Last week, as President Obama unveiled his new vision to advance opportunity in our cities and metropolitan areas, he highlighted the Choice Neighborhoods proposal to extend neighborhood transformation efforts beyond public housing -- to make the Federal government a partner with communities like Washington Highlands, not a barrier. We think it's absolutely essential to creating the geography of opportunity America needs to succeed in the decades to come.

Today, we have a better understanding of the relationship between poverty and housing policy in the United States, and the neighborhoods of concentrated poverty that resulted not in spite of government policies -- but in many cases because of them.

But as early as Jacob Riis' How the Other Half Lives, describing the squalor of New York's tenements nearly a century ago, we've known that the condition of the buildings was only part of the problem -- that poor physical health, education, and diminished access to economic opportunity were often connected to the overall condition of the neighborhood.

Unfortunately, these problems were deepened by the "urban renewal" movement that flourished in post-war America and literally wiped neighborhoods from the map, from Chicago to Detroit to Los Angeles. Replaced with high rise housing of last resort and disconnected from schools, jobs and transportation, families were left with no choice but to move into neighborhoods that were more segregated and concentrated in poverty than those they had left.

That all began to change when HOPE VI was launched in 1993, with its focus on more livable, mixed-income housing -- porches on the street, regular street grids -- and the holistic, integrated approaches championed by Senators Barbara Mikulski and Kit Bond.

The program's successes are undeniable: substantial declines in neighborhood poverty, crime and unemployment, and increases in income, property values, and market investment.
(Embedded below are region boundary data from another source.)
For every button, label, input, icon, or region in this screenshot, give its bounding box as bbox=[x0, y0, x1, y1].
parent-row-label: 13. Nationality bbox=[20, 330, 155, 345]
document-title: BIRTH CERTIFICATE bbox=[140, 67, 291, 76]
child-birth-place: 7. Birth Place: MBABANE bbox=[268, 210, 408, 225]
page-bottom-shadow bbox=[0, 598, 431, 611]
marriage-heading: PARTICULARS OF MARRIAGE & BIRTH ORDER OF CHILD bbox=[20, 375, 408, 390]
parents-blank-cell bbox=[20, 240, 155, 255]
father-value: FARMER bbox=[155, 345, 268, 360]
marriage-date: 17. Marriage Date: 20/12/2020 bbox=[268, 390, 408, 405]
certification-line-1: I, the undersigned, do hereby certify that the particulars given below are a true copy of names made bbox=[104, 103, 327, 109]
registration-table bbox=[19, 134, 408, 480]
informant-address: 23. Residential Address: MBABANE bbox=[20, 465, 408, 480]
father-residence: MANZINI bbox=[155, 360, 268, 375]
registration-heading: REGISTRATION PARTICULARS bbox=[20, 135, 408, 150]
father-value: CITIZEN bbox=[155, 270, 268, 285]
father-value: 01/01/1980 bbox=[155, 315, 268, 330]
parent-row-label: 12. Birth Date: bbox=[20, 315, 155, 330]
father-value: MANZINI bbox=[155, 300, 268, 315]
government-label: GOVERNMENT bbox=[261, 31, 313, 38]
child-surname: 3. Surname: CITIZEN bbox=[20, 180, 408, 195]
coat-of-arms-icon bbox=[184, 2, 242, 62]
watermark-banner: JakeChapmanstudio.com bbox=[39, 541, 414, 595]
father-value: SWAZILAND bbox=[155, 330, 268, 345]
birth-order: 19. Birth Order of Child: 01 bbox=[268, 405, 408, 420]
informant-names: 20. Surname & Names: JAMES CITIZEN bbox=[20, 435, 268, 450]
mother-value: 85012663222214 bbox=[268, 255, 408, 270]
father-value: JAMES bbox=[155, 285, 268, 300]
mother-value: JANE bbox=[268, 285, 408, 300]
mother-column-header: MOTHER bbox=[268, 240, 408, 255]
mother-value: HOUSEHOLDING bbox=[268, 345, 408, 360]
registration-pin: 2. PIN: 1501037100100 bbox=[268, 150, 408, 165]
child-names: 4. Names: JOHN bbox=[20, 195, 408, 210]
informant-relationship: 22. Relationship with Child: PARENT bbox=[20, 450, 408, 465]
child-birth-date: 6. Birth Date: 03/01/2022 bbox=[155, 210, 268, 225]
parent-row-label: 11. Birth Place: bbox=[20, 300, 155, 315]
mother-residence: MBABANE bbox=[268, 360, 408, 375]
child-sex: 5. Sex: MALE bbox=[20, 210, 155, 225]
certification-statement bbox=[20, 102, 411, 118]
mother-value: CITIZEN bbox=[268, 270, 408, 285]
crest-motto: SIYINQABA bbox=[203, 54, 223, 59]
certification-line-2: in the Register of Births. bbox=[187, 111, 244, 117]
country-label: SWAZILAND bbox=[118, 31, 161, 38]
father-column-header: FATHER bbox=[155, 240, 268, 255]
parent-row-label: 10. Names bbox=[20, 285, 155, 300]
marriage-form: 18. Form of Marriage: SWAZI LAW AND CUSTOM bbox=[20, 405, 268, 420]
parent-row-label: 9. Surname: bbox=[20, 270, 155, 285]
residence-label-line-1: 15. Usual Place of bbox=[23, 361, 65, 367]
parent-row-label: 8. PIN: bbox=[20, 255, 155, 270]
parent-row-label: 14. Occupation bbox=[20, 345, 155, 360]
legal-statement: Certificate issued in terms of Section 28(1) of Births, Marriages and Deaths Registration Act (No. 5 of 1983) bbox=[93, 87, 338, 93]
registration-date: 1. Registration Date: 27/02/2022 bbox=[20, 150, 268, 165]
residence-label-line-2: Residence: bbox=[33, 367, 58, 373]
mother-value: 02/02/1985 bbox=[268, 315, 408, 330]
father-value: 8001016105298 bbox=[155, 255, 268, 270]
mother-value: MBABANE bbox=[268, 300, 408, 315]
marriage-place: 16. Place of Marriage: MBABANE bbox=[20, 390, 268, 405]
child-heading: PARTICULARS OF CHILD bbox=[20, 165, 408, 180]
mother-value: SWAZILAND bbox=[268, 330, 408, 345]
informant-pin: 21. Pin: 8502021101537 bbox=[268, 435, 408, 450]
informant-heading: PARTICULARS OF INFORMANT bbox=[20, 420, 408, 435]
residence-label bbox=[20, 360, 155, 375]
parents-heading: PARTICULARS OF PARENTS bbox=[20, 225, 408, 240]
As a direct result of HOPE VI development, thousands of affordable units have also been built -- as well as community centers, parks, grocery stores, Boys and Girls Clubs, and Head Start facilities. Indeed, the $6 billion HUD invested in HOPE VI has provided a very good return for the taxpayer, leveraging $17.5 billion in additional development capital.

Put simply, HOPE VI changed the face of public housing.

This month HUD announced it would build on HOPE VI innovations, encouraging local public housing authorities to invest in renewable energy, green building and, importantly, early childhood education. It's not a coincidence that the most successful public housing transformations have looked beyond the front gates of the new development -- from St. Louis to Charlotte to New Haven, communities across the country have proven the correlation between successful housing and good schools.

But there's a limit to what can be done under HOPE VI. As HUD staff noted in Washington Highlands in 1994, the agency had no ready mechanism to deal with problems in both public and subsidized housing in a single neighborhood. Fifteen years later, HUD still doesn't.

That's why we need Choice Neighborhoods -- proposed by President Obama in HUD's 2010 budget -- to give families the choice they never had before. Not only would it expand the range of activities eligible for funding -- more than doubling the funding we have for HOPE VI this year -- it would bring the neighborhood partners like community activists, local governments, non-profits, private firms, and public housing agencies to the table. And it would link housing choice more closely with intensive school reform and early childhood innovations, by forming a partnership with the Department of Education's Promise Neighborhoods initiative.

As President Obama said this week, "Many of our cities have already become their own laboratories for change, coming up with innovative new ways to solve the problems of our time." Driving those innovations is what Choice Neighborhoods is all about. When it comes to neighborhood revitalization, it's time the Federal government became a part of the team.